Review: ‘Mission: Impossible – Fallout’ (Cavill-Stache Kills)

Twenty-two years on and still not settling for Mission: Difficult.

Haunted by his past but as determined as ever, IMF agent Ethan Hunt (Tom Cruise) accepts his newest mission: the return of three weapons-grade spheres of plutonium before they can be claimed by the remains of the clandestine Rogue Nation, a group rebranding themselves as “The Apostles.” When the deal goes sour and the spheres are stolen, Secretary Hunley (Alec Baldwin) finds his authority over the IMF undermined by Erica Sloan (Angela Bassett) who wants her trusted agent-with-mustache installed (Henry Cavill) to keep an eye on Ethan after his questionable failure. With his support team of Luther (Ving Rhames) and Benji (Simon Pegg) watching his back along with the apt appearance of an old contact (Rebecca Ferguson), Ethan does what he’s best at — but this time the stakes are not only the world but as personal as they come.

Since re-inventing the television series in 1996 for cinema by ripping up the team dynamic, it took J.J. Abrams directing M:I-3 to bring it back, reinstating a physical team to counter the Bond-like antics of Cruise’s Agent Hunt. Brad Bird carried this concept into Ghost Protocol before director Christopher McQuarrie escalated it into Rogue Nation, establishing a SPECTRE-like organization of former spies fed up with the shallow commands of their political masters. As the first actual sequel to a previous installment, Fallout touches on nearly every Cruise-controlled mission before it, but will recapturing the imagination and adventure for summer audiences translate into continued success at the box office?

In a world where it’s become politically incorrect to accuse an entire nation of being “bad guys,” the spy vs. spy dynamic rules the roost, recently illustrated by the success of Charlize Theron’s Atomic Blonde. The game is no longer out-teching the competition — everyone has access to the same — but to use it in the most unpredictable ways that count on misdirection and taking advantage of spy-thought. By combining a complex plot for thinkers, an action-adventure for thrill-seekers, and a buddy-comedy dynamic for those still on the fence, Mission: Impossible – Fallout is prebuilt to accomplish what few can: appeal to just about everyone and sacrifice nothing for it.

The Cruise/McQuarrie dynamic is now in its third film, hinting at the shorthand and trust these two have in making a film together. While it’s a valid complaint many sequences in Fallout go on too long — the helicopter and motorcycle chases to name two — they’re not without purpose. The film stuffs a lot of plot into two hours and twenty minutes, to the point where Cavill’s character Walker even hangs a lantern on the thought of how over-complicated it is… and he’s right. The best bits are the double-crosses, showing us what’s right in front of us and then showing us what really happened, a clandestine chess game where having the tech toys isn’t as important as exploiting them to their fullest. Getting in on the espionage act briefly this time, Baldwin’s Hunley admits he gets why the IMF enjoys the work.

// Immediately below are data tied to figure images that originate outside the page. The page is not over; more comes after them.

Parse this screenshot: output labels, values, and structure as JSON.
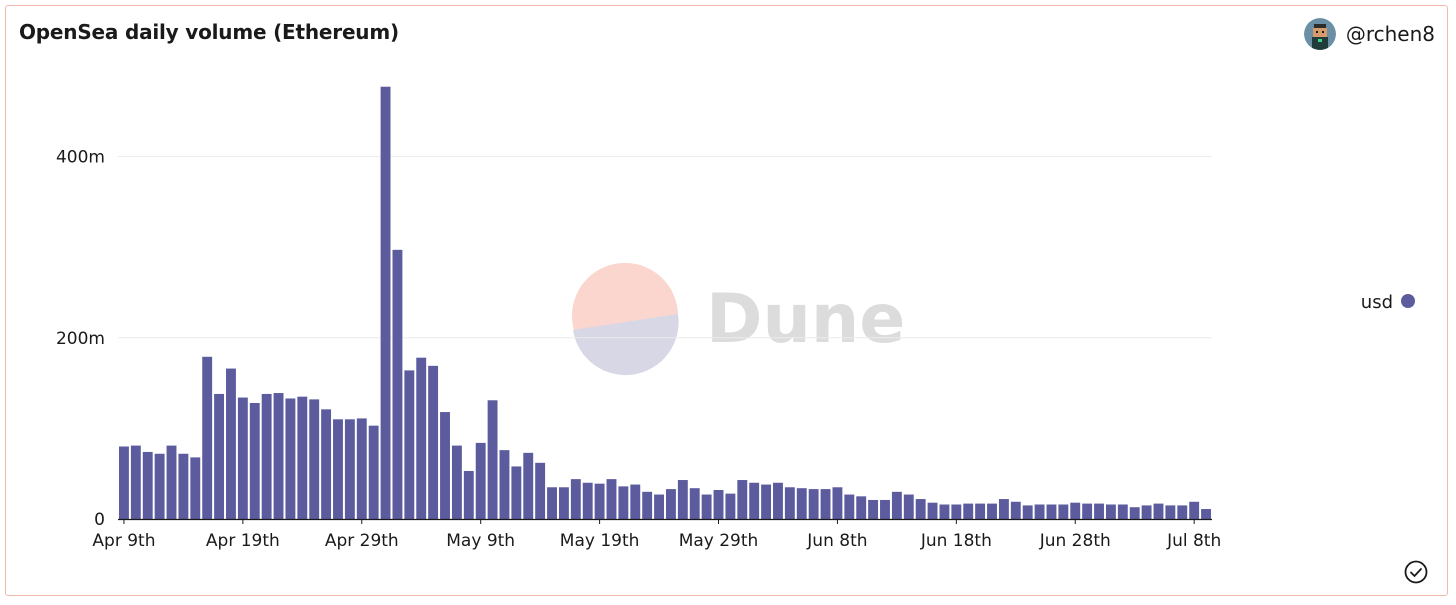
{
  "header": {
    "title": "OpenSea daily volume (Ethereum)",
    "author": "@rchen8"
  },
  "watermark": {
    "text": "Dune"
  },
  "icons": {
    "status": "check-circle-icon",
    "avatar": "pixel-avatar-icon"
  },
  "colors": {
    "bar": "#5b5b9e",
    "border": "#f2b9ad",
    "watermark_top": "#fbd6cf",
    "watermark_bottom": "#d5d5e3"
  },
  "chart_data": {
    "type": "bar",
    "title": "OpenSea daily volume (Ethereum)",
    "xlabel": "",
    "ylabel": "",
    "ylim": [
      0,
      480000000
    ],
    "yticks": [
      {
        "value": 0,
        "label": "0"
      },
      {
        "value": 200000000,
        "label": "200m"
      },
      {
        "value": 400000000,
        "label": "400m"
      }
    ],
    "xticks": [
      {
        "index": 0,
        "label": "Apr 9th"
      },
      {
        "index": 10,
        "label": "Apr 19th"
      },
      {
        "index": 20,
        "label": "Apr 29th"
      },
      {
        "index": 30,
        "label": "May 9th"
      },
      {
        "index": 40,
        "label": "May 19th"
      },
      {
        "index": 50,
        "label": "May 29th"
      },
      {
        "index": 60,
        "label": "Jun 8th"
      },
      {
        "index": 70,
        "label": "Jun 18th"
      },
      {
        "index": 80,
        "label": "Jun 28th"
      },
      {
        "index": 90,
        "label": "Jul 8th"
      }
    ],
    "legend": {
      "position": "right",
      "entries": [
        "usd"
      ]
    },
    "series": [
      {
        "name": "usd",
        "color": "#5b5b9e",
        "values": [
          80000000,
          81000000,
          74000000,
          72000000,
          81000000,
          72000000,
          68000000,
          179000000,
          138000000,
          166000000,
          134000000,
          128000000,
          138000000,
          139000000,
          133000000,
          135000000,
          132000000,
          121000000,
          110000000,
          110000000,
          111000000,
          103000000,
          477000000,
          297000000,
          164000000,
          178000000,
          169000000,
          118000000,
          81000000,
          53000000,
          84000000,
          131000000,
          76000000,
          58000000,
          73000000,
          62000000,
          35000000,
          35000000,
          44000000,
          40000000,
          39000000,
          44000000,
          36000000,
          38000000,
          30000000,
          27000000,
          33000000,
          43000000,
          34000000,
          27000000,
          32000000,
          28000000,
          43000000,
          40000000,
          38000000,
          40000000,
          35000000,
          34000000,
          33000000,
          33000000,
          35000000,
          27000000,
          25000000,
          21000000,
          21000000,
          30000000,
          27000000,
          22000000,
          18000000,
          16000000,
          16000000,
          17000000,
          17000000,
          17000000,
          22000000,
          19000000,
          15000000,
          16000000,
          16000000,
          16000000,
          18000000,
          17000000,
          17000000,
          16000000,
          16000000,
          13000000,
          15000000,
          17000000,
          15000000,
          15000000,
          19000000,
          11000000
        ]
      }
    ]
  }
}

To the advertising team’s credit, very little is revealed about the actual plot in the trailers, seeding more than a little misdirection with both dream sequences and out-of-order staged stunts, all used to the best effect. If there’s anything bad to be said about the film, it’s predictable in its unpredictability: something always goes wrong and there’s one more unknown variable that pops up at the last moment, so you know nothing goes exactly the way you think it will until the last wire is cut, the bad guy is foiled, and the day is saved. You didn’t buy a movie ticket to watch evil win, did you? That’s what horror films are for.

Mission: Impossible – Fallout is rated PG-13 for violence and intense sequences of action, for brief strong language, you’re going to do what with a helicopter…?!